Epic Sciences, Inc., San Diego, CA
Mark Landers , Stephanie Greene , Nicole A. Schreiber , Angel Rodriguez , Richard Martin Bambury , Daniel Costin Danila , Dana E. Rathkopf , Martin Fleisher , Jessica Louw , Adam Jendrisak , Dena Marrinucci , Ryan Vance Dittamore , Howard I. Scher
Background: Analysis of somatic genomic alterations in primary tumors is often used to define mutational status and guide therapeutic decisions. Selective pressures (including multiple lines of therapy) can lead to tumor evolution through step-wise accumulation of genomic alterations. CTCs from mCRPC pts have shown phenotypic heterogeneity in size, shape, CK expression (exp) and AR exp. Heterogeneity increases with multiple lines of therapy and is associated with treatment resistance. Defining CTC genotype to phenotype correlation may enable identification of emerging resistant clones for which a change in tx may be needed.

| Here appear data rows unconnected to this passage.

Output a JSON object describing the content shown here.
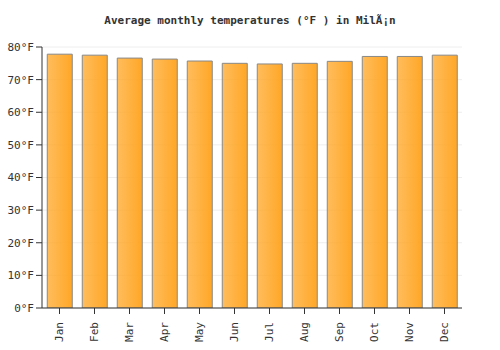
{
  "chart_data": {
    "type": "bar",
    "title": "Average monthly temperatures (°F ) in MilÃ¡n",
    "categories": [
      "Jan",
      "Feb",
      "Mar",
      "Apr",
      "May",
      "Jun",
      "Jul",
      "Aug",
      "Sep",
      "Oct",
      "Nov",
      "Dec"
    ],
    "values": [
      77.8,
      77.5,
      76.6,
      76.3,
      75.7,
      75.0,
      74.8,
      75.0,
      75.6,
      77.1,
      77.1,
      77.5
    ],
    "color": "#ffa726",
    "ylim": [
      0,
      80
    ],
    "yticks": [
      {
        "value": 0,
        "label": "0°F"
      },
      {
        "value": 10,
        "label": "10°F"
      },
      {
        "value": 20,
        "label": "20°F"
      },
      {
        "value": 30,
        "label": "30°F"
      },
      {
        "value": 40,
        "label": "40°F"
      },
      {
        "value": 50,
        "label": "50°F"
      },
      {
        "value": 60,
        "label": "60°F"
      },
      {
        "value": 70,
        "label": "70°F"
      },
      {
        "value": 80,
        "label": "80°F"
      }
    ],
    "grid": true
  }
}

We performed NGS whole genome CNV analysis at the single CTC level to detect driver somatic alterations associated with CTC epithelial & AR exp profiles. Methods: 147 CTCs were individually sequenced from 9 mCRPC pt blood samples and classified as traditional, CK-, or small CTCs and analyzed for AR exp. CTCs were individually isolated, lysed, WGA, library constructed, sequenced, aligned, parsed, normalized, and subtracted from germline CNV. Each pt CTC CNV profile was used to identify distinct sub-clonal populations and characterize CTC genomes. The genomic alterations were associated with CTC phenotypes. Results: Within each pt, 2-5 clonal populations were identified. On average, 11 CNV events were detected per CTC, with an intra-patient CTC correlation of 30-59%. The correlation increased 33% within a CTC specific phenotype (p = 0.013). The presence of mCRPC driver alterations (Amp- AR, cMYC; Del- TP53, PTEN, RB1) were predominantly in CTC subpopulations of pts not responding to tx. Overall, 59% of CTCs had a single driver alteration. Conclusions: Tracking all CTC populations is important to assessing genomic driver alterations. Intra-patient CTC genomic heterogeneity is common and statistically associated with heterogeneity of size, shape, CK & AR exp. CK- & small CTCs, unlike traditional CTCs, often possess loss of tumor suppressors, and are associated with resistance. Actionable alterations may only be observed in rare CTC subtypes and represent a potential new target to delay disease progression.